Of the 121 women recruited to the trial by the end of October 2014, 25% had the BRCA1/2 mutations, 42% (the majority) did not have the mutations but had high genomic LOH, and 33% had neither. The overall response rate among the 61 patients who were evaluable by the end of October was 38%, with 77% of the women having a complete response (the tumour disappearing completely), a partial response (tumour shrinkage) or stable disease (the cancer remaining unchanged).
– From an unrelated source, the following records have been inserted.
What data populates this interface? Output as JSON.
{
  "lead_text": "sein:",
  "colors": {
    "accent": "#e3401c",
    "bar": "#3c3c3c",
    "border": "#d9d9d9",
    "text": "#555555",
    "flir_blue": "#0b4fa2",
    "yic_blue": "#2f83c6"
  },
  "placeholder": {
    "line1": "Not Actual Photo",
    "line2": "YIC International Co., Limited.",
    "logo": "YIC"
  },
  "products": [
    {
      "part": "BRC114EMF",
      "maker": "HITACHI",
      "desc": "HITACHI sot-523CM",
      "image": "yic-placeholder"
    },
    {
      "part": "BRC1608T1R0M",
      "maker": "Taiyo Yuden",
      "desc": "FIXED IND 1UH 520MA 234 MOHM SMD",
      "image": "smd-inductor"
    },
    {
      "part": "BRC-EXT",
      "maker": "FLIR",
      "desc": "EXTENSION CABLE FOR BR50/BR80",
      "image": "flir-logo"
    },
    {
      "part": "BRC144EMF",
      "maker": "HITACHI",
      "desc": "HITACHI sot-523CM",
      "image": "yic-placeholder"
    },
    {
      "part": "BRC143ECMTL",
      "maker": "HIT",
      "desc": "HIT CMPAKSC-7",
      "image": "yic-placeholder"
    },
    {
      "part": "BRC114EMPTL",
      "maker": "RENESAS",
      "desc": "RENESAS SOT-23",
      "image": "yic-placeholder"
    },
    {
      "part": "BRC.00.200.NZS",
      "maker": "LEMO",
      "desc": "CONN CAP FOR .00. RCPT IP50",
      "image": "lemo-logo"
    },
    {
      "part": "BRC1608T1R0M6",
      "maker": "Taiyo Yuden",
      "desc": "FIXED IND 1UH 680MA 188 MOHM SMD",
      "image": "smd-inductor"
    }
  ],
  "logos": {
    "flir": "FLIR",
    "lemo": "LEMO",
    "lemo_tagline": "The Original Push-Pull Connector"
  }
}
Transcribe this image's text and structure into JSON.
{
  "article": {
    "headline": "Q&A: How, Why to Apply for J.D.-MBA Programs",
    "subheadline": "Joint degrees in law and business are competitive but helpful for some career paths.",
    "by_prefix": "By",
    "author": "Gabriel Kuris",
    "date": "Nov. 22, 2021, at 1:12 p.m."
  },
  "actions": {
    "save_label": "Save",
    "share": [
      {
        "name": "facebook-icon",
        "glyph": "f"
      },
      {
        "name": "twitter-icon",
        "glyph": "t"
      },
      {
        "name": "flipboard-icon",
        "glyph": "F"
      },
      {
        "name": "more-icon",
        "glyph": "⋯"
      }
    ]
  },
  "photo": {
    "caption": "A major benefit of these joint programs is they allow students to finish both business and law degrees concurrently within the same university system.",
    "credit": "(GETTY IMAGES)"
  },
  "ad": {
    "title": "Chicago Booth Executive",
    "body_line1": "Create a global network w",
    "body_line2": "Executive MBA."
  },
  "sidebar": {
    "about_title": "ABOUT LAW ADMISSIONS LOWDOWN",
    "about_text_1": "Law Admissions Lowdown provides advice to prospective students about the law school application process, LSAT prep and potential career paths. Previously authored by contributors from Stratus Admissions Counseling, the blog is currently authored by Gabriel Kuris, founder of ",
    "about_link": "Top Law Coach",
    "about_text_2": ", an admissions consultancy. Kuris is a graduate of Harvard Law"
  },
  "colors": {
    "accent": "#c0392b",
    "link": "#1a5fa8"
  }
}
“We found that, as expected, rucaparib had the greatest clinical activity in the 23 women with the BRCA 1/2 mutations. There was an overall response rate of between 61-70%, and 83% of the patients are continuing on the treatment,” Prof Swisher will say. “However, among the women without the BRCA 1/2 mutations, the 25 with a high genomic LOH had an overall response rate of between 32-40%, with 52% continuing on treatment, while the 13 women without the LOH biomarker had an overall response rate of just eight percent, with 38% continuing on treatment.
“In this early analysis it appears that our molecular predictors are working to identify women with better response rates from women unlikely to respond to rucaparib.”
Overall, 61% of the patients remain on the treatment, which has been well tolerated, with no patients having to stop it due to unacceptable side-effects. Most of the adverse side-effects were mild and included nausea, fatigue, liver problems, loss of taste and appetite, anaemia, vomiting and constipation.
Already, genomic LOH as a biomarker for predicting response to rucaparib has been incorporated into a test for a second clinical trial, ARIEL3, which is currently recruiting approximately 540 women with either serous or endometrioid platinum-sensitive, advanced ovarian, fallopian or primary peritoneal cancer. The effects of rucaparib versus placebo will be evaluated in groups of patients who have been molecularly defined according to their biomarker test.
Dr Kapil Dhingra, managing member of KAPital Consulting, LLC, USA, who is a member of the EORTC-NCI-AACR Symposium scientific committee, commented: “This is an important study that confirms important therapeutic effect of rucaparib in patients with BRCA1/2-related ovarian cancer and, additionally, suggests a novel way to select patients who may benefit from rucaparib treatment. If confirmed in subsequent studies, this marker may significantly advance the application of a personalised medicine approach using PARP inhibition.”
 EORTC [European Organisation for Research and Treatment of Cancer, NCI [National Cancer Institute], AACR [American Association for Cancer Research].
 “ARIEL” stands for Assessment of Rucaparib In Ovarian CancEr TriaL.
Abstract no: 215, “Updated clinical and preliminary correlative results of ARIEL2, a Phase 2 study to identify ovarian cancer patients likely to respond to rucaparib”. Proffered papers, plenary session 6, Auditorium, 13.30 hrs, Thursday 20 November.